A comparison of the activity classification results presented in the previous section showed that the model based on the extracted features using unsupervised CVAE and LSTM for prediction achieved the lowest accuracy, even when the optimum latent dimension was used. That is because of the high level of diversity among the input frames, given the nature of the four activities. This heterogeneity influences the CVAE model’s capability to generalize well. An improvement was achieved after separating the data of each activity (except the challenging class of sit-to-stand, as discussed earlier) and developing the feature extraction models based on the individual activities’ data.
It is expected that the training data for a CVAE model would include more similar frames, each describing different variations of the same activity type. That is the case for less dynamic activities, such as sitting, where most frames are similar. However, for more dynamic activities, such as walking and especially falling, that is not the case as the frames might include significantly different patterns during the fall. That can influence the success and generalization of the CVAE model for feature extraction. The feature extraction with CNN provided reliable results, but it could not outperform supervised CVAE feature extraction. Due to the complexity of the NN models and the limited samples, separating the feature extraction architecture and the time-series architecture would reduce the complexity of each model and allow for better learning of the weights. Other feature extraction strategies will be explored in our future work to consider the series of frames and their sequential dependencies rather than the individual frames. The sup-EnLevel approach with equalized series data has a superior performance to the Unsup-PLevel approach, which is the best-performing approach with unequalized series data at the frame-level evaluation. Overall, supervised CVAE feature extraction performed well with both DTW and LSTM classification. However, as illustrated in
Figure 21 and
Figure 22, the most successful supervised CVAE-LSTM strategy has outperformed the most successful UnSup-PLevel DTW technique. This implies that the distance-based and easy-to-implement DTW strategy was effective, but the more complex LSTM classification model performed better. In
Section 4, it is evident that, when combined with Sup-EnLevel feature extraction and LSTM, the utilization of gradient-based series equalization enhances the probability of achieving accurate continuous human activity recognition (HAR). This comparison supports future studies on continuous human activity detection.

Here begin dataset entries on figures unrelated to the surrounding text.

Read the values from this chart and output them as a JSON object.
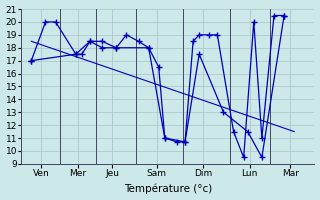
{
  "bg": "#cce8e8",
  "grid_color": "#aacccc",
  "lc": "#0000bb",
  "xlabel": "Température (°c)",
  "days": [
    "Ven",
    "Mer",
    "Jeu",
    "Sam",
    "Dim",
    "Lun",
    "Mar"
  ],
  "ylim": [
    9,
    21
  ],
  "yticks": [
    9,
    10,
    11,
    12,
    13,
    14,
    15,
    16,
    17,
    18,
    19,
    20,
    21
  ],
  "xlim": [
    -0.5,
    14.0
  ],
  "day_x": [
    0.5,
    2.3,
    4.0,
    6.2,
    8.5,
    10.8,
    12.8
  ],
  "sep_x": [
    1.4,
    3.2,
    5.2,
    7.5,
    9.8,
    11.8
  ],
  "line1_x": [
    0,
    0.7,
    1.2,
    2.2,
    2.5,
    2.9,
    3.5,
    4.2,
    4.7,
    5.3,
    5.8,
    6.3,
    6.6,
    7.2,
    7.6,
    8.0,
    8.3,
    8.8,
    9.2,
    10.0,
    10.5,
    11.0,
    11.4,
    12.0,
    12.5
  ],
  "line1_y": [
    17,
    20,
    20,
    17.5,
    17.5,
    18.5,
    18.5,
    18.0,
    19.0,
    18.5,
    18.0,
    16.5,
    11.0,
    10.7,
    10.7,
    18.5,
    19.0,
    19.0,
    19.0,
    11.5,
    9.5,
    20.0,
    11.0,
    20.5,
    20.5
  ],
  "line2_x": [
    0,
    2.2,
    2.9,
    3.5,
    4.2,
    5.8,
    6.6,
    7.6,
    8.3,
    9.5,
    10.7,
    11.4,
    12.5
  ],
  "line2_y": [
    17,
    17.5,
    18.5,
    18.0,
    18.0,
    18.0,
    11.0,
    10.7,
    17.5,
    13.0,
    11.5,
    9.5,
    20.5
  ],
  "trend_x": [
    0,
    13.0
  ],
  "trend_y": [
    18.5,
    11.5
  ]
}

None of the algorithms could classify all the activities of the series correctly and, for each series, there exist some incorrectly classified frames. The misclassification mainly occurred at the transition points from one activity to the other, whereas the middle frames of the activities were classified with high accuracy. This observation is crucial for designing future HAR classification strategies for continuous frame streams. The limited data with high feature space and subjective manual labeling also hves a potential impact on the results. Another limitation of this study is that it deals with only four human activities and with only one distress condition (fall). In future studies, more types of activities will be included to accommodate the day-to-day patterns of gestures.